The next step was to hoist the corpse on to the broad parapet which ran along the bridge to either side at about chest height. As soon as I tried to do this I realized that I had made a mistake in roping it to the post first. I simply couldn’t lift Karen
and
the length of reinforced concrete. But I simply had to. At the first attempt we both ended up lying in the roadway, me on my knees and Karen flat out in the gutter. By leaving one end of the post there, I was able to hoist the other on to the edge of the parapet, with Karen roped to it like Joan of Arc at the stake. It was at this point that a pair of headlights appeared on the other side of the reservoir.

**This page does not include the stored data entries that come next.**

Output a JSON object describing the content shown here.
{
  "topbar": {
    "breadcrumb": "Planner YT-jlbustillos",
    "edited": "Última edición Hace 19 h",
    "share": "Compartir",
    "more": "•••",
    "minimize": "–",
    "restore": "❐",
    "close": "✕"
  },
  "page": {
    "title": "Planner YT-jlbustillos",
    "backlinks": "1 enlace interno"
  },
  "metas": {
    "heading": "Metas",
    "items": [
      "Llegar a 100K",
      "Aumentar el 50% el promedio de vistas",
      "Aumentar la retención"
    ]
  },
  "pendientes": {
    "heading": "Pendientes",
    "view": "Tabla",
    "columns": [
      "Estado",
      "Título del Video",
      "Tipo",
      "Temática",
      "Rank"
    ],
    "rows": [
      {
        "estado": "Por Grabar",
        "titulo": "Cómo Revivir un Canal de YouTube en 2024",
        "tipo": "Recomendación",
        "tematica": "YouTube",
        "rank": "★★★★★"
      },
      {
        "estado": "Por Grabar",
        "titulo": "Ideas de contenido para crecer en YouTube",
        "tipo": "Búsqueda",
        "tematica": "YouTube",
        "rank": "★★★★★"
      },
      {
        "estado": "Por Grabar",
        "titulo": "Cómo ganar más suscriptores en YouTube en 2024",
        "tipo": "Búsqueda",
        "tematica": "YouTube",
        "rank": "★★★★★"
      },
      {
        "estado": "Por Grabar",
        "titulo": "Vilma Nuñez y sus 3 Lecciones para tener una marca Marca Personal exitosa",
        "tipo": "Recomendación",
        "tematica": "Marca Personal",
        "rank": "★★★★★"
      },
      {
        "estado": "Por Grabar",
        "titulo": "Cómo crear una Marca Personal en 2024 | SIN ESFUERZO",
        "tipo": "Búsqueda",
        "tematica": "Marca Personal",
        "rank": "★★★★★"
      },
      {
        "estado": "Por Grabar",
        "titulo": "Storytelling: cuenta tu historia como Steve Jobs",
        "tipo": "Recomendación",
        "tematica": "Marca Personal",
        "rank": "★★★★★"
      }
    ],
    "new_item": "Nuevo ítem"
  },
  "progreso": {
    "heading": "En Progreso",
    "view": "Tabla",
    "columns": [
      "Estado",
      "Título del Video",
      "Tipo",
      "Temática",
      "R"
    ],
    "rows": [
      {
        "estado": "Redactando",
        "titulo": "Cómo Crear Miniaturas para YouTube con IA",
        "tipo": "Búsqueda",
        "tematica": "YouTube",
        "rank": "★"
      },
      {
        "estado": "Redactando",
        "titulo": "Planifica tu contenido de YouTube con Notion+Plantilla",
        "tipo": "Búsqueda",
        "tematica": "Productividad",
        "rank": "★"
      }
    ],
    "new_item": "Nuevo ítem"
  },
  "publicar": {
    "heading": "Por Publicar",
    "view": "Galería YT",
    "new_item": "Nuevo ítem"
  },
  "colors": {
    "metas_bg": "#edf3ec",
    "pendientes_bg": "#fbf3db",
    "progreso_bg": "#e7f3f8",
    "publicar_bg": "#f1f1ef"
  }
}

The vehicle circled round in the parking area at the far end of the bridge and drew up facing the water. It had to be the local Water and Sewage Authority officials, I reckoned. I couldn’t see what anyone else would be doing up there at that time of night. They would no doubt feel the same, and drive over to investigate. It was too late to heave the body over the side without being seen and apprehended, if only for contributing to the state of the nation’s water supplies which has led to an understandable confusion in many people’s minds between the two activities for which the Authorities are responsible. No, I was just going to have to bluff my way through it. ‘Good evening. Just admiring the view. This is my wife. Yes, she’s rather poorly, I’m afraid. Well in fact she’s dead, but we don’t like to mention it in front of her.’

Fear lent me new strength. I heaved the other end of the post up on to the parapet, slid it across, and shoved the whole issue over the edge. A moment later there was a satisfyingly loud splash. I opened Karen’s handbag and added the single ticket to Banbury I had bought that morning, then threw that in along with her suitcase and coat. I slammed the boot shut, got back into the Lotus and drove it hard into the parapet, denting the wing and scraping a bright patch of yellow paint off on the stonework. Another clue. The cops were going to love this one.

As I slowed to turn off the bridge I caught sight of two pale faces peering out at me through the misted glass of the parked car. Just a courting couple out for a Saturday night snog. I drove fast along the bank of the reservoir, over the stream and up the winding road through the forest to the bare moors above. There were only ten minutes left of the hour I had allowed before Garcia came looking for me. I must have been feeling a bit light-headed. It had been a day of uncommon stress and responsibility, following an almost sleepless and extremely fraught night. At any rate, I totally misjudged one particularly sharp and inclined hairpin, and the Lotus spun off the road, hit a tree and bounced off into a large patch of mud.